What's remarkable about Pina is how democratic it is, how casual it is about opening up the world of modern dance to people who know, or perhaps care, little about it. I'd always avoided Bausch, assuming it was all bony dancers in drab skintone leotards, miserably acting out the angst of mankind, or whatever. I now see how wrong I was. Some of Bausch's ideas may not result in anyone's idea of conventional (whatever that is) beauty: She might scatter the floor with dirt, which would mingle with the sweat clinging to the dancers' dresses, resulting in damp, mother-earth stains. A brawny man in a tutu, being pushed along slowly on a railway handcar, appears to be carrying some pretty heavy-duty German sorrow and guilt on his shoulders.
But Wenders makes it all seem accessible, framing and connecting images -- sometimes rather bizarre ones -- in a way that draws us closer rather than alienating us, without ever softening the intended effect. Pina mixes performance footage with interviews Wenders conducted with Bausch's longtime dancers. The form Wenders chooses for the latter takes a bit of getting used to: The dancers face the camera, mute and unmoving, while their words float out in voice-over. But the approach works. It's as if the dancers' unspoken, private thoughts are escaping into the world outside (not unlike the way those same thoughts might be expressed through dance). One dancer speaks of her shyness when she first joined the company. "You just have to get crazier!" Bausch said to her, and from what we can tell, she did. Another speaks simply of missing Bausch, not just as a choreographer and guide but as a presence. "Pina, I still haven't dreamed about you," she says plainly. "Please visit me in my dreams."
The performance footage in Pina includes portions of stage performances of works like Café Müller (in which the dancers stroll, drift and slide around the chairs and tables of a plain, small cafe, alone, together and alone-together) and, intriguingly, several dances staged outside, around the environs of Bausch's home base of Wuppertal (one dance takes place on a traffic island in the midst of an intersection, another on a city tram). The latter seem jarring and out-of-place only until you realize that they're a way of rooting Bausch and her work in a specific geographic location, as well as a way of recognizing that a dance can make itself at home anywhere.
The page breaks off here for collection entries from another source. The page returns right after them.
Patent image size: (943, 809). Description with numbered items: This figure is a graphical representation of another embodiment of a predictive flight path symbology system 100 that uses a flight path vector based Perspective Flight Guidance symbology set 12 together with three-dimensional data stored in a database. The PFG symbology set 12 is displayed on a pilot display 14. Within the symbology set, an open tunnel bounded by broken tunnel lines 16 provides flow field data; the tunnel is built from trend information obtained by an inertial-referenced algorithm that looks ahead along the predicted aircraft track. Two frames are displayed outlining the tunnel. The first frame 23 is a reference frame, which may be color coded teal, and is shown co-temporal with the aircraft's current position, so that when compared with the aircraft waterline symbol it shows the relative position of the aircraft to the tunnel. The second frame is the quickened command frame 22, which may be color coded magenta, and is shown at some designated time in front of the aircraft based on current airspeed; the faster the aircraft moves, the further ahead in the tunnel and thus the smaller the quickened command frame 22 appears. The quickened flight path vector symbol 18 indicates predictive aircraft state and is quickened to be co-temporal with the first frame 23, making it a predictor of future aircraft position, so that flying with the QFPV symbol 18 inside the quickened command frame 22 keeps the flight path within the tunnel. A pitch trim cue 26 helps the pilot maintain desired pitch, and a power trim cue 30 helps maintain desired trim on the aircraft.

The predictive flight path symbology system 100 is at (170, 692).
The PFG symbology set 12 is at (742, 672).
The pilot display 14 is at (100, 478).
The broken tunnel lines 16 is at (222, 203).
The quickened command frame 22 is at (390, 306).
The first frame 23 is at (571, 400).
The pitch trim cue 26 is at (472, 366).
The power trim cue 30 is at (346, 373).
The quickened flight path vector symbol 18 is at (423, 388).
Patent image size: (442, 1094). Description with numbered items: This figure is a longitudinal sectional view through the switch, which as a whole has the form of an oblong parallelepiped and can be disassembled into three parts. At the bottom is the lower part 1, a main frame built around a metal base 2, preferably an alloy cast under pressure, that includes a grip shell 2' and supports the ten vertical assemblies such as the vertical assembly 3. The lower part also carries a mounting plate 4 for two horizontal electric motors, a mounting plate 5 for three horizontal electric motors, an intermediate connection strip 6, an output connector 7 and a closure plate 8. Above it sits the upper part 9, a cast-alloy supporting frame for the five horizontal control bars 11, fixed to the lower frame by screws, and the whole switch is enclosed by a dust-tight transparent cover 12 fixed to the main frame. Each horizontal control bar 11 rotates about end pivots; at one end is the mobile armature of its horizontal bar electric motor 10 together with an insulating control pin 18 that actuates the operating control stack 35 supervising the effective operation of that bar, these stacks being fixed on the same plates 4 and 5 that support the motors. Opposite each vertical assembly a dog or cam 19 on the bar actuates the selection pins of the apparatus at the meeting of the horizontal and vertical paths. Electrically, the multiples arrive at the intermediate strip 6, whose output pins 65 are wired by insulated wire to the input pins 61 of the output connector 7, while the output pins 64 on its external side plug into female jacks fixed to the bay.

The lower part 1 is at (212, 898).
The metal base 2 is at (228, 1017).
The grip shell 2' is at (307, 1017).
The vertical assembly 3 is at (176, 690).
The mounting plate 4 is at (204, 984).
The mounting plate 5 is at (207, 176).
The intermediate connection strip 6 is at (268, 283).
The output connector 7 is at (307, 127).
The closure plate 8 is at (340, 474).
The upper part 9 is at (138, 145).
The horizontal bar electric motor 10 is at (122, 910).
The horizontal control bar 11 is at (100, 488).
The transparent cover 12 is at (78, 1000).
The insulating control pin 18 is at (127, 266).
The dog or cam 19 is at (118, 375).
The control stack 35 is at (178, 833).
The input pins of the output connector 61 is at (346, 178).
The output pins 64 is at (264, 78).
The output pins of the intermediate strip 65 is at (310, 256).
I've always loved talking to dancers or reading dance critics on the subject of making a dance, the word "making" reinforcing the idea that a work of dance is as much a crafted thing as, say, a painting, a sculpture, even a birdhouse. But dance is ephemeral, a piece of art that emerges from the discipline of movement and the emotion of the dancers, perhaps in that order. Even when it's captured on film, the way Wenders does here, it still seems fleeting and precious. Wenders makes these dances seem both spectacular and intimate. He films a dancer in a printed chiffon dress pirouetting en pointe against somewhat a drab industrial backdrop. Did I mention that there's uncooked veal squidging from her slippers? Wenders hardly pretends this is business as usual. Rather, he coaxes us into understanding, or at least reckoning, with the jarring but wholly compelling image in front of us. It's as if he were saying, "I realize this woman has stuffed raw meat in her toe shoes, but trust me, go with it."
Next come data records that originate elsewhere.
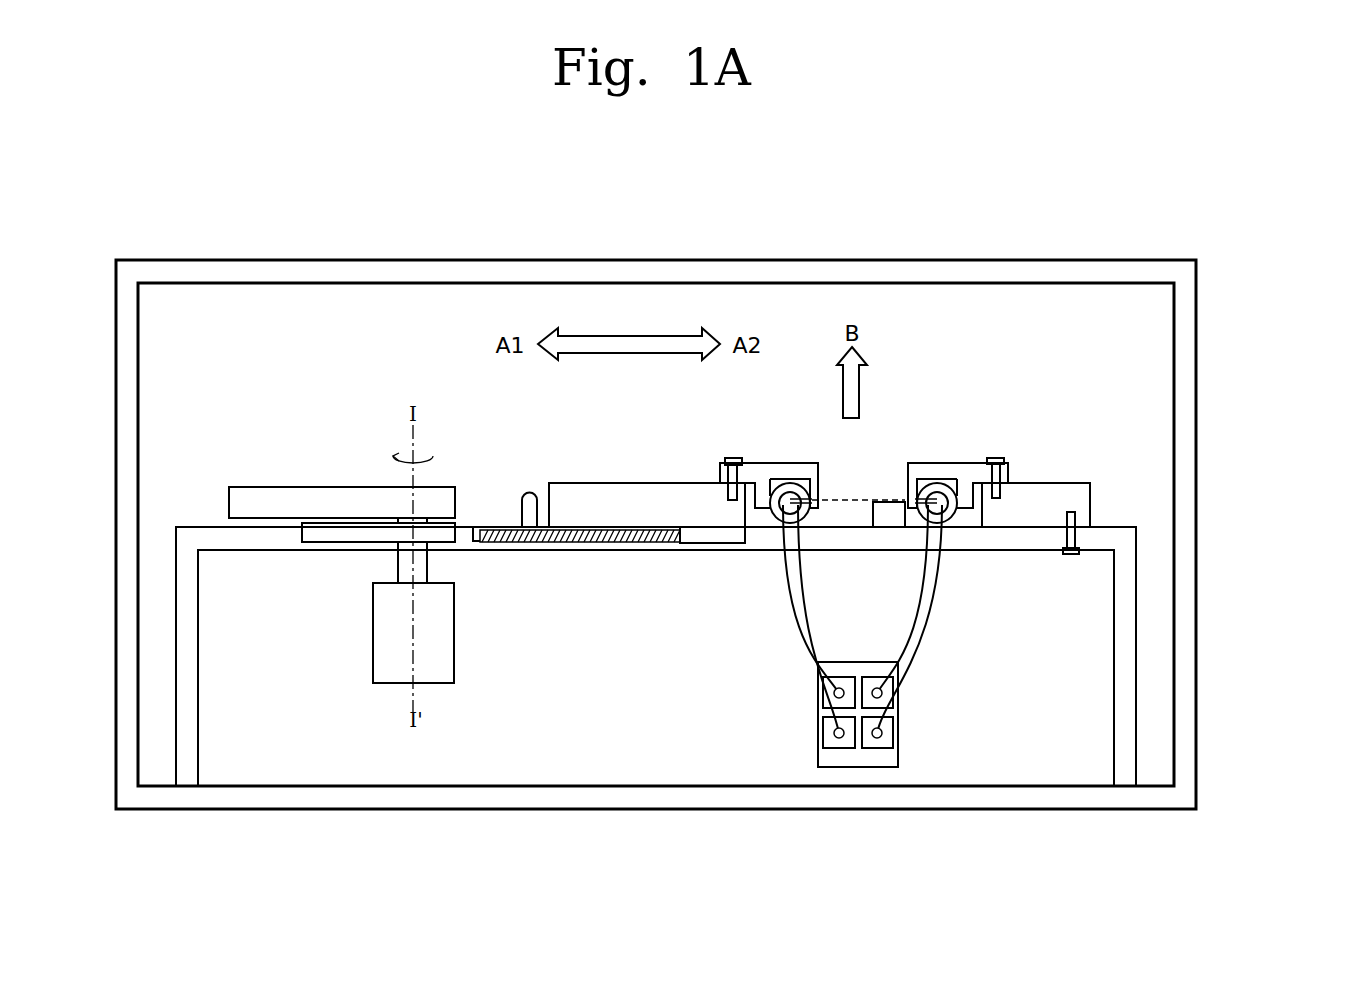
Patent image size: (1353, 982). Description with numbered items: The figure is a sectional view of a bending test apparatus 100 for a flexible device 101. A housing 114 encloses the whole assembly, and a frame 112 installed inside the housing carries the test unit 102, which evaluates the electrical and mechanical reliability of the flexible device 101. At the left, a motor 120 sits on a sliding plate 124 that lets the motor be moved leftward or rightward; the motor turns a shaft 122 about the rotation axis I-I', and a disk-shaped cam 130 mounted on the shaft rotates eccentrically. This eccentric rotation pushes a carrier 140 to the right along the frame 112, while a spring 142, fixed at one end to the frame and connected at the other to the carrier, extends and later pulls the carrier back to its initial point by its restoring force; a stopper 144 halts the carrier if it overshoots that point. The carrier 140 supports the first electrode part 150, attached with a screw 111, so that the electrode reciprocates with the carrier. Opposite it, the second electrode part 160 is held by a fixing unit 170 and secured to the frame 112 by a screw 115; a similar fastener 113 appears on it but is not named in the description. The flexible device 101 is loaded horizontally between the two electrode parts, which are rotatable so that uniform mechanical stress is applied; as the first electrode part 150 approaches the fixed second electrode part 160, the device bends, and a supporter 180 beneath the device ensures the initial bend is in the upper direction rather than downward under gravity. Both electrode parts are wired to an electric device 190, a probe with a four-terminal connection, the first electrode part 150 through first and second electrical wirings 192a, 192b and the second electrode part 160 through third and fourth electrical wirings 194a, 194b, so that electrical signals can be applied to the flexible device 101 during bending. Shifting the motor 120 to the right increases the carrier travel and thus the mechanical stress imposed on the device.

The bending test apparatus 100 is at (1152, 217).
The flexible device 101 is at (853, 492).
The test unit 102 is at (1130, 362).
The screw 111 is at (735, 458).
The frame 112 is at (237, 543).
The fixing pin 113 is at (996, 468).
The housing 114 is at (1182, 455).
The screw 115 is at (1071, 556).
The motor 120 is at (436, 637).
The shaft 122 is at (420, 568).
The sliding plate 124 is at (320, 537).
The cam 130 is at (316, 497).
The carrier 140 is at (620, 500).
The spring 142 is at (600, 543).
The stopper 144 is at (527, 490).
The first electrode part 150 is at (790, 470).
The second electrode part 160 is at (928, 470).
The fixing unit 170 is at (1053, 497).
The supporter 180 is at (888, 530).
The electric device 190 is at (818, 720).
The first electrical wiring 192a is at (796, 604).
The second electrical wiring 192b is at (808, 640).
The third electrical wiring 194a is at (920, 604).
The fourth electrical wiring 194b is at (928, 642).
And if you're going to film anything in 3-D, why not dancers? Wenders revels in the contours and angles of these glorious bodies, some of which are brazenly muscular in some places and fleshy in others. (Bausch used dancers of all ages.) There's vast grace and beauty here, but there's also evidence of how dancers put their bodies to work: Jutting shoulderblades, veins a-poppin', bunions coming right at ya! Wenders's camera shows it all. He has made a movie the way choreographers and dancers make a dance: With muscle and with heart.
Editor's note: Portions of this review appeared earlier, in a different form, in Stephanie Zacharek's Berlin Film Festival coverage.